Too many buyers and not enough chips is a good problem to have.
So good, in fact, that investors have sent the PHLX Semiconductor index soaring to new heights, well above the benchmarks set by the S&P 500 and the Nasdaq Composite. The Sox, as the PHLX is often referred to because of its ticker (SOX), advanced 433% in the past five years, substantially outpacing the S&P 500 and the Nasdaq, which grew 104% and 208%, respectively.
Outsize growth, however, has led to high valuations. Nvidia stock (ticker: NVDA) trades at more than 50 times the earnings expected for the coming year, while Intel ‘s (INTC) rival Advanced Micro Devices (AMD) is at 46 times forward earnings. The Sox trades at an estimated 26.8 times aggregate forward earnings, but roughly half of the companies in the index are well above that figure.
Barron’s screened the chip index for companies that are trading below 20 times forward earnings and excluded the rest, as a way to find stocks that still have room to benefit from the semiconductor shortage. As always, screens are a good place to start research, and not a recommendation to buy a particular name or basket of names.
Eight chip companies that are relatively inexpensive.
For those watching the semiconductor sector closely, Intel’s rank as the cheapest stock in the index will come as no surprise. The company has had issues with its current high-end manufacturing, and been forced to delay a leap to a new generation of manufacturing, which contributed to a loss of confidence in the stock.
Since Barron’s argued Intel was ripe for a turnaround in November, activist hedge fund Third Point has taken a stake in the company, and signaled its intent to pressure the board into making a number of changes. Intel replaced former CEO Bob Swan with current CEO Pat Gelsinger on Feb. 15, a move widely seen as positive. Shares have risen nearly 40% since our article.
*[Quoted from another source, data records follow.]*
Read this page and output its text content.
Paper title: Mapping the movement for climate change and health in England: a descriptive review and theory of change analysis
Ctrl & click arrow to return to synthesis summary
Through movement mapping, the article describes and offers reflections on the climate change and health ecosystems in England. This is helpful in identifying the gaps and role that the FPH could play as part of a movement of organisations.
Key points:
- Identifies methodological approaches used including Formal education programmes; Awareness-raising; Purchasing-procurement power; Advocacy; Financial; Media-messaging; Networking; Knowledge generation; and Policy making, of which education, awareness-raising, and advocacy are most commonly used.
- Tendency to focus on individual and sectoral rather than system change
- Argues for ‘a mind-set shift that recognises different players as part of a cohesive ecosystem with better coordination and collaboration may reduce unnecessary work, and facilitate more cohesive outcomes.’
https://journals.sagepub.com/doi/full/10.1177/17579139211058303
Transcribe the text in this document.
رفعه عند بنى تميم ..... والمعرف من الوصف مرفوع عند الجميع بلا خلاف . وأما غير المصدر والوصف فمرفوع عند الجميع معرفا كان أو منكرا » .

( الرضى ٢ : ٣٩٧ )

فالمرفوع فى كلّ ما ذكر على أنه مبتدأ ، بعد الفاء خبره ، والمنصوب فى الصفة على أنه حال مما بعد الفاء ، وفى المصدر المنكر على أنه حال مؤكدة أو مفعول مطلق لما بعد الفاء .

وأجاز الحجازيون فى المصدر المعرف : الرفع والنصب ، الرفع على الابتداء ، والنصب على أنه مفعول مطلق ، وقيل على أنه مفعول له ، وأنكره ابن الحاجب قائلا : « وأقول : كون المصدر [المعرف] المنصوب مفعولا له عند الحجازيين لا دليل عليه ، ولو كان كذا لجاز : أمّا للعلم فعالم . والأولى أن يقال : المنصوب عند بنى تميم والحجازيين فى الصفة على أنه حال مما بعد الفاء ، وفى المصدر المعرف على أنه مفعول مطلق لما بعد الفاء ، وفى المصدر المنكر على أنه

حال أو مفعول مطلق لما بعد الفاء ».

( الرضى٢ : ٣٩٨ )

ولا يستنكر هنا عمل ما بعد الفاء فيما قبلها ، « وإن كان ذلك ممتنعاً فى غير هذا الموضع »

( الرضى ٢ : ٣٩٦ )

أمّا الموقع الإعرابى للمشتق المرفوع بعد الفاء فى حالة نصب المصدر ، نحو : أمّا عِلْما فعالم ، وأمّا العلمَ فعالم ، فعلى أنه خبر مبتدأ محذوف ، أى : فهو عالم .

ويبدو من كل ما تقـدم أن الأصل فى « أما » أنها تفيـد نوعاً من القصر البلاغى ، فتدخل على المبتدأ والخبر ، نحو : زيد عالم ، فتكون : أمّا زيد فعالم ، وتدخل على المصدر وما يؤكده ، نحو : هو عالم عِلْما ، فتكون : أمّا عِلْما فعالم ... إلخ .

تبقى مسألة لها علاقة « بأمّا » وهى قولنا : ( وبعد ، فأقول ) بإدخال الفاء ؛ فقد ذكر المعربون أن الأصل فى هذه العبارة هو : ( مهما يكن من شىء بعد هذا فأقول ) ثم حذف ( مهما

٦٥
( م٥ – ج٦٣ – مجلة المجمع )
Apple supplier Qorvo (QRVO) is the second-cheapest stock by forward earnings in the screen. The company makes radio-frequency chips that are used by Apple (AAPL) and other smartphone makers, and is benefiting from the rollout of 5G hardware, and a new Wi-Fi standard. Another Apple supplier, Skyworks Solutions, also made it. The company surprised investors when it reported earnings last month, signaling its Apple sales amounted to 70% of quarterly revenue.
Qorvo reported solid fiscal third-quarter results earlier this month. Raymond James analyst Chris Caso wrote in a report after the earnings that his team still sees upside in the stock, as more people buy 5G phones. The growth of handset sales could speed up as supply constraints ease, he wrote.
The screen includes two other smartphone-chip giants: Qualcomm (QCOM) and Broadcom (AVGO). Qualcomm was discussed last year as part of a pairs trade by Citi Research analyst Christopher Danely—with Qualcomm on the long side, and Intel as the short—but the company failed to impress investors when it reported results earlier in February.
Qualcomm pointed out on a call to discuss its results that various chips for 5G handsets were one of the drivers of the company’s growth—a sign that it too has benefited from the rollout of the next generation of phones. It’s worth noting that Broadcom’s business includes a sizable enterprise software unit, a rarity in the semiconductor sector.
The most expensive company, the Holland-based NXP Semiconductor (NXPI), is dealing with something of a good problem as a supplier of chips for cars. After a slump in auto sales early in the Covid-19 pandemic, consumers have returned to buying vehicles with fervor, surprising auto makers who had let chip inventory levels run nearly dry. That has resulted in especially strong demand across its automotive products, among other segments, which it expects to continue through 2021.